Idoz & Phops’ new game Archvale takes the classic indie game approach of combining two popular game genres and layering it with a clean pixel art skin. This time though, the game combines old-school RPGs like The Legend of Zelda with 2D bullet hell shooters. The combination gives the game a pretty unique spin and some gameplay and structure that you likely haven’t seen before. Despite this though, the game often struggles to find a wide variety of uses for its approach, leaving the game feeling a little barebones at times.
Archvale begins quite quickly, with a short tutorial introducing you to the main mechanics (shooting, moving, a dash, etc.), then tosses you right out into the first area in the game: a quaint forest populated mostly by slimes, bees, and other traditional small-fry enemies. The area is broken up into small rooms, each one with a set amount of enemies. Once the enemies in the room have been defeated, the exits all open up and you can continue on. Not all the rooms have enemies, though. Some might have fountains, which work as save points that save your game and refresh your health and potions, and others might have chests, items, or a little maneuvering mini-game that allows you to get badges, which give you stat buffs or abilities to make the game easier.
To touch upon the gameplay, as you might expect from a bullet hell, the game can be very difficult at times. I played on the easiest difficulty, but I still frequently encountered rooms and areas that I was simply not prepared for. At least on the easiest difficulty, it never felt too unfair or unexpected though, and the game still felt pretty approachable, even to someone not as familiar with bullet hell games. The game does encourage you to find and craft a wide range of weapons, that all have different stats, ranges, and patterns, but the system is not nearly as complex as it might initially seem and really boils down to a numbers game of finding the weapon with the most DPS (or fastest fire speed if you’re me) and sticking with that until you find another weapon of the same type that deals more damage.
After exploring a bit you’ll come across a couple of towns that have shopkeepers, blacksmiths, and banks that allow you to store your money (you lose the money in your wallet when you die). Despite the combat pulling from bullet hell games, these open-world elements are all very reminiscent of traditional SNES-style RPGs.
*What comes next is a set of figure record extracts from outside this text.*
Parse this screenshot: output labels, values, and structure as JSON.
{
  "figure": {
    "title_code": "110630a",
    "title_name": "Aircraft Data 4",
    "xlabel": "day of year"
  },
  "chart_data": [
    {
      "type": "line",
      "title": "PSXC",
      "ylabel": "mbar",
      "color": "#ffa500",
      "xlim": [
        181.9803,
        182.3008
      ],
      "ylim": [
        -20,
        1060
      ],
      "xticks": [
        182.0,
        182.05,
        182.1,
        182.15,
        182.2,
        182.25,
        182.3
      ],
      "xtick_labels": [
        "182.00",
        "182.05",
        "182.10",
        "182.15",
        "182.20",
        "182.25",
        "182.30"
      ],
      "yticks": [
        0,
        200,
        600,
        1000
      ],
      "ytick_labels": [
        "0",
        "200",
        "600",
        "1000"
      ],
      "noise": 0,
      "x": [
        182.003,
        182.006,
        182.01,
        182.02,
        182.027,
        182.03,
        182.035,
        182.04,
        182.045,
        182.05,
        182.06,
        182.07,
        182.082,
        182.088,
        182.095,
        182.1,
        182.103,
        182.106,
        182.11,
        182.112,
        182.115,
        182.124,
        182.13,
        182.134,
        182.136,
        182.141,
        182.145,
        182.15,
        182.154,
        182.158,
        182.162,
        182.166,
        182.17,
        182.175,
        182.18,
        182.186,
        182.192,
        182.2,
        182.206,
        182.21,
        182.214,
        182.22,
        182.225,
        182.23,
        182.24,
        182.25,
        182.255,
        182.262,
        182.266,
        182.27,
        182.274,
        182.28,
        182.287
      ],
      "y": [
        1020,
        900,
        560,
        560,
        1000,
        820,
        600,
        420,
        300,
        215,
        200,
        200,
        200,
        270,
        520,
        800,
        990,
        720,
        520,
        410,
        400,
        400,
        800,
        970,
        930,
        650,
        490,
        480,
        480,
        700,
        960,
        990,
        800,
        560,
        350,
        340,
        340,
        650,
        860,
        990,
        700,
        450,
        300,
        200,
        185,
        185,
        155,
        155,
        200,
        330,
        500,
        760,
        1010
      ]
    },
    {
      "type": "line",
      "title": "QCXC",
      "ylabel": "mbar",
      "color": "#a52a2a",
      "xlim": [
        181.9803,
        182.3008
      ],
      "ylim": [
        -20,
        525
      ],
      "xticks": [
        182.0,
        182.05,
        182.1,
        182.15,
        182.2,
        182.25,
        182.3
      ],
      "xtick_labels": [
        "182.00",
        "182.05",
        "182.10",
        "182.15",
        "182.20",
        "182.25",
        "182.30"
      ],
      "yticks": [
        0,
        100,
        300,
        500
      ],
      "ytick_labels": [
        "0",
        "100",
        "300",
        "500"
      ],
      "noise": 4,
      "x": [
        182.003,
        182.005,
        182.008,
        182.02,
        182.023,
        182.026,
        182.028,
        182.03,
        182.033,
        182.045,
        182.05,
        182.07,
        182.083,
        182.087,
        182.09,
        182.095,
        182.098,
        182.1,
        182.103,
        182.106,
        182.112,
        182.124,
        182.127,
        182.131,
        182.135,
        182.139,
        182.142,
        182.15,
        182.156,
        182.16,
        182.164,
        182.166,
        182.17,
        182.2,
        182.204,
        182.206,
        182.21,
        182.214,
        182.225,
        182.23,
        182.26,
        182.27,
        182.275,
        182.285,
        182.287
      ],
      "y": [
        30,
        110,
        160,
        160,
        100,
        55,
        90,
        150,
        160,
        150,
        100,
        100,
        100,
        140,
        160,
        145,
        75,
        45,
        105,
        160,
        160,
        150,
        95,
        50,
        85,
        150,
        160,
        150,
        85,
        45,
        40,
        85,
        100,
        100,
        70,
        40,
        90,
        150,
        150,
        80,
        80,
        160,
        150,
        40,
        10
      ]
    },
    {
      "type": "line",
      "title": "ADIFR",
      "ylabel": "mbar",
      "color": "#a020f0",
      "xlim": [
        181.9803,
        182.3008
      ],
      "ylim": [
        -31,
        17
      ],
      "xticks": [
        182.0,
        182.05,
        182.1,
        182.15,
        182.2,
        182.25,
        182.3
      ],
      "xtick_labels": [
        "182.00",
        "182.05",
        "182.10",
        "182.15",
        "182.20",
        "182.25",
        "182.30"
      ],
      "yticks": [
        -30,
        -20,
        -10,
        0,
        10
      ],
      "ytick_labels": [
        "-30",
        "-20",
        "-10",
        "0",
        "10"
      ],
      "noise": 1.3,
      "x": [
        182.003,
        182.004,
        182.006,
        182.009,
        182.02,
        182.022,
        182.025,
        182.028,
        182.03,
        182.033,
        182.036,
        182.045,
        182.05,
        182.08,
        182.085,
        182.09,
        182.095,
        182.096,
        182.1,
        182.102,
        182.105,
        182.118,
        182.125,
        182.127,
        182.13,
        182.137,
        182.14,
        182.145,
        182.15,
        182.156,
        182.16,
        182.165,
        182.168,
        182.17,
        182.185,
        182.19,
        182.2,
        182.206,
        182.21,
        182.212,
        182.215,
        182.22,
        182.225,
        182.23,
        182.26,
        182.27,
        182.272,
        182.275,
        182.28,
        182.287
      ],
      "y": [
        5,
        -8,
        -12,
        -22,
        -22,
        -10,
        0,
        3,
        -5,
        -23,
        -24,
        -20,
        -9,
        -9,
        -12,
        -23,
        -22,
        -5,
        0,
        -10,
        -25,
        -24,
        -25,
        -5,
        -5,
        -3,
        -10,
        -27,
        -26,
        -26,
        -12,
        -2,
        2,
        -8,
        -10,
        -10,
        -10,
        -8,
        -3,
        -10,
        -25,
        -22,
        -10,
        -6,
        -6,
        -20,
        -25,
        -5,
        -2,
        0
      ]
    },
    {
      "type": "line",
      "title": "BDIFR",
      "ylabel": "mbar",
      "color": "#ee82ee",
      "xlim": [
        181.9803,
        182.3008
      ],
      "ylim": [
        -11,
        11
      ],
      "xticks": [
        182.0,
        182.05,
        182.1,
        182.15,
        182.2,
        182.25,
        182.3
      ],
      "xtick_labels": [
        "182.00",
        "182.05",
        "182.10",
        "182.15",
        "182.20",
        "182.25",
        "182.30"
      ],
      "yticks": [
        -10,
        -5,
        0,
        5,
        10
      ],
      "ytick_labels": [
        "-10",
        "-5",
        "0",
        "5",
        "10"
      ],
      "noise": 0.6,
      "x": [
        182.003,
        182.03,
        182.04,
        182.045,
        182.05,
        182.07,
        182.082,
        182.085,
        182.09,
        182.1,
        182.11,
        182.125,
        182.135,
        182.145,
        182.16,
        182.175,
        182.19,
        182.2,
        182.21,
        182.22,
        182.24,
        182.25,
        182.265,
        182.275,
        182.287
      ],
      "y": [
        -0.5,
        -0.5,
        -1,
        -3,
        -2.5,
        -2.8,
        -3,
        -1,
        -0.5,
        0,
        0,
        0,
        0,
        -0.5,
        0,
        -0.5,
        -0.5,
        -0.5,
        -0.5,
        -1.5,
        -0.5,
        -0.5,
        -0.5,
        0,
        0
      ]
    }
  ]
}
The game wants you to explore the world, collect materials, craft gear, talk to the townspeople, and carve your story in the way that early RPGs did.
At the end of the area, you’ll come across your first dungeon. The dungeon is structured exactly like the open world, with individual rooms that you can leave once you have taken out all the enemies. Now though, some rooms will have small movement-based puzzles to solve with your dash ability, and you will need to find keys that open doors to move around the dungeon. Upon beating the first dungeon, the game world will open up and you can explore it as you please, much like an older Zelda game, though the different areas have pretty distinct difficulties so the game might be a little more linear than it lets on.
On paper, Archvale seems pretty interesting. Who doesn’t love a good Zelda game, and adding bullet hell mechanics should add a nice twist on the standard affair, but Archvale just can’t deliver on its promise. Specifically, the game really struggles to get creative. I don’t even see much reason to talk about the art style because it really doesn’t do anything I haven’t seen dozens of times before, and the gameplay just never really goes anywhere. Every room in the game is exactly the same. Sure, the enemies have different sprites and might have slightly different attack and bullet patterns, but at the end of the day, they all feel so similar. Not to mention all of the rooms are the same rectangular room with the same enemies, and none of them have anything of interest.
The game just feels far too modular. Archvale clearly began with an interesting concept, but the game never makes an effort to explore creative uses of it. As I mentioned, even the dungeons have the exact same structure and many similar enemies to the open world. You move through the game world at a breakneck pace, but never seem to get anywhere. Every fight just ends by leading you directly into another, far too similar fight, and every room leads you into another room barely distinguishable from the last. The story is borderline non-existent, and the game just distinctly lacks character.
If you love bullet hells or want to try out a new kind of game, Archvale isn’t a bad game to dip your toes into, but the game simply has no depth to allow you to dive. Someone who really loves the gameplay might be able to stick with the game, but if you’re looking for anything more, Archvale simply doesn’t have anything to offer. If you can get this game on sale then it might be worth a few hours of fun, but otherwise, this is definitely a game that you can sit out on.